Está decidido: se meu filho perguntar, vou contar a ele que o Papai Noel não existe. Está na hora de ele encarar essa desilusão. Passou o tempo certo, até. Hoje em dia, meninos de 10 anos de idade debatem sobre a celulite da Anitta, imagina se vão se enganar com o velho Santa Claus.
Ele já andou cercando a Marcinha sobre o assunto, fazendo perguntas. "Como é que o Papai Noel consegue entregar todos os presentes na mesma noite?" "Como é que ele sabe o que eu quero?" "Onde é que ele arranjou aquelas renas que voam tão rápido?"
A Marcinha ficou enrolando. Eu, se ele vier falar a respeito comigo, eu vou dizer a dura verdade.
Ele só não sabe tudo sobre o Papai Noel porque, nos Estados Unidos, as crianças são mais ingênuas do que no Brasil. Por aqui, o Papai Noel nunca seria apedrejado pela gurizada revoltada porque os doces acabaram, como aconteceu dias atrás em São Paulo.
Conhecer a verdade acerca do Papai Noel é uma passagem de fase. É o corredor de acesso à pré-adolescência.
Conhecer a verdade acerca do Papai Noel é uma passagem de fase. É o corredor de acesso à pré-adolescência. É assim que é, nós estamos sempre entre uma fase e outra, na vida. Sempre mudando. Não sou mais quem era antes. Sou como se fosse outra pessoa.
Quando você tem um filho, você reencontra as pessoas que foi. É como se entrasse no DeLorean voador de De Volta para o Futuro. Você olha para seu filho e se reconhece. Eu era assim. Então, tento lembrar do que sentia e me esforço para tratá-lo de uma forma que o torne um adulto melhor do que sou.

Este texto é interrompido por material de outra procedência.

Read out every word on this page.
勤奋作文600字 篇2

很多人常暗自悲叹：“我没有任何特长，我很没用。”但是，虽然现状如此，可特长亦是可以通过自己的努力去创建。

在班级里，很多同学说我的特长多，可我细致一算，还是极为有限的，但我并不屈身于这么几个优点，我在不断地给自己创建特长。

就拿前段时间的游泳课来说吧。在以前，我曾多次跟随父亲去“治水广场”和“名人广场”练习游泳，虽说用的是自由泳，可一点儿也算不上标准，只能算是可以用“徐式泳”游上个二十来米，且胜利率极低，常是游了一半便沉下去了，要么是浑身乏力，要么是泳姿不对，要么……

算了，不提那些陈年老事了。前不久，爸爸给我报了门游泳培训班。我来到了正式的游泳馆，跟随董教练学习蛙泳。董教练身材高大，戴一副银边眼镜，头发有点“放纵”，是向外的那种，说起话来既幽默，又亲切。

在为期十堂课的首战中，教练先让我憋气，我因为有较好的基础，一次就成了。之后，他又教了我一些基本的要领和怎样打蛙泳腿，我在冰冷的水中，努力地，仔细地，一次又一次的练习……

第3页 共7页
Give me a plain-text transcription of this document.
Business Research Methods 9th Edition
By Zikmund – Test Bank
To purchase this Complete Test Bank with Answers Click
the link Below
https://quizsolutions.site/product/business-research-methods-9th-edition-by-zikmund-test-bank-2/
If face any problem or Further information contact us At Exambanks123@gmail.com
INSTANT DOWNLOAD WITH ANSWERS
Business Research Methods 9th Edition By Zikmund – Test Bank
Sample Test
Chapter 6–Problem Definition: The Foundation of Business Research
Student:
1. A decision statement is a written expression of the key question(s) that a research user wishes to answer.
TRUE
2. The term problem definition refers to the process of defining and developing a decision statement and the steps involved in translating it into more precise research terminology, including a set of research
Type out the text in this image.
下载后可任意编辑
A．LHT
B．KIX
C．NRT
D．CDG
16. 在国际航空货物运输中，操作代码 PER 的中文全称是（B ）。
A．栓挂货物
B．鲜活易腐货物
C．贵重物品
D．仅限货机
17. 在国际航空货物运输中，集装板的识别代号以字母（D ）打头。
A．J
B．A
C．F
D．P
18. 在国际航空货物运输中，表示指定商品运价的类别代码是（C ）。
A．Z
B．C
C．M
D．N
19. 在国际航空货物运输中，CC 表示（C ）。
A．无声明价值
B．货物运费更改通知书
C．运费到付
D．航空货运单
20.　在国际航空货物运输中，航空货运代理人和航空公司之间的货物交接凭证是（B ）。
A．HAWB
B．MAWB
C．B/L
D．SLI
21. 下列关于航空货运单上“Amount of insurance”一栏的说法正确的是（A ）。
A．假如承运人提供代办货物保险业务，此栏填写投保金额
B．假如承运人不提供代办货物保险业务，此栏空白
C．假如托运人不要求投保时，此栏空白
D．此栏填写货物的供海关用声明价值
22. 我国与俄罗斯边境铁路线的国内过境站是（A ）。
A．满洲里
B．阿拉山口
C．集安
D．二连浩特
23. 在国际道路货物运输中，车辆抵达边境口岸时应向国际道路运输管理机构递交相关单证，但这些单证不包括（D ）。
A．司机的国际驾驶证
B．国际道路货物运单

Como posso fazer para que ele não erre tanto quanto errei? É agora, mais do que nunca, que tenho de lhe mostrar o caminho, porque ele ainda é criança, ainda não tem malícia. Aos 10 anos, o menino quer é saber se o Real Madrid é mesmo melhor do que o Barcelona, se o seu amigo João Francisco vai poder jogar Xbox nas férias, se vai ter panqueca com banana frita no café da manhã de sábado. São essas as suas preocupações, ele nem sequer cogita de que um dia possa se ocupar de aluguel, conta de luz, lista de supermercado ou e-mails para responder. Dez anos é uma idade mágica para um guri.
Ah, aos 10 anos, agora me vem à lembrança, aos 10 anos eu recortava as fotos dos jogadores de futebol das revistas e colava com Tenaz as carinhas no meu time de botão, eu queria aperfeiçoar meu nhaque no jogo de gude para vencer o Edu Brittes, eu sonhava em ter um Kichute para correr tão rápido quanto o Cyborg, o Homem de Seis Milhões de Dólares. Acho que foi aos 10 anos que ganhei minha bicicleta. Era uma Caloi sem marchas, que naquele tempo bicicleta não tinha marcha. Era azul-escuro, linda, linda, e eu andava por toda parte com ela e às vezes minha irmã ia de pé atrás, segurando-se nos meus ombros, e meu irmão ia sentado no guidom. Como é que minha mãe conseguiu comprar uma bicicleta, naquele tempo de dificuldades financeiras? Não sei, só sei que a vi do lado da árvore de Natal, na casa do meu avô, e aquilo me deu uma emoção, que pensei que talvez fosse o guri mais feliz da cidade, e talvez fosse mesmo. Aos 10 anos, todos os guris são os mais felizes da cidade, sendo ricos ou sendo pobres, ganhando bicicletas ou bolas de plástico ou até não ganhando nada, seja como for, os guris amam a vida, acreditam que o mundo é justo, que os bons sempre vencem, que tudo vai dar certo e, até, que o Papai Noel existe. Pensando bem, vou dizer para o meu filho que, sim, claro que sim: o Papai Noel existe.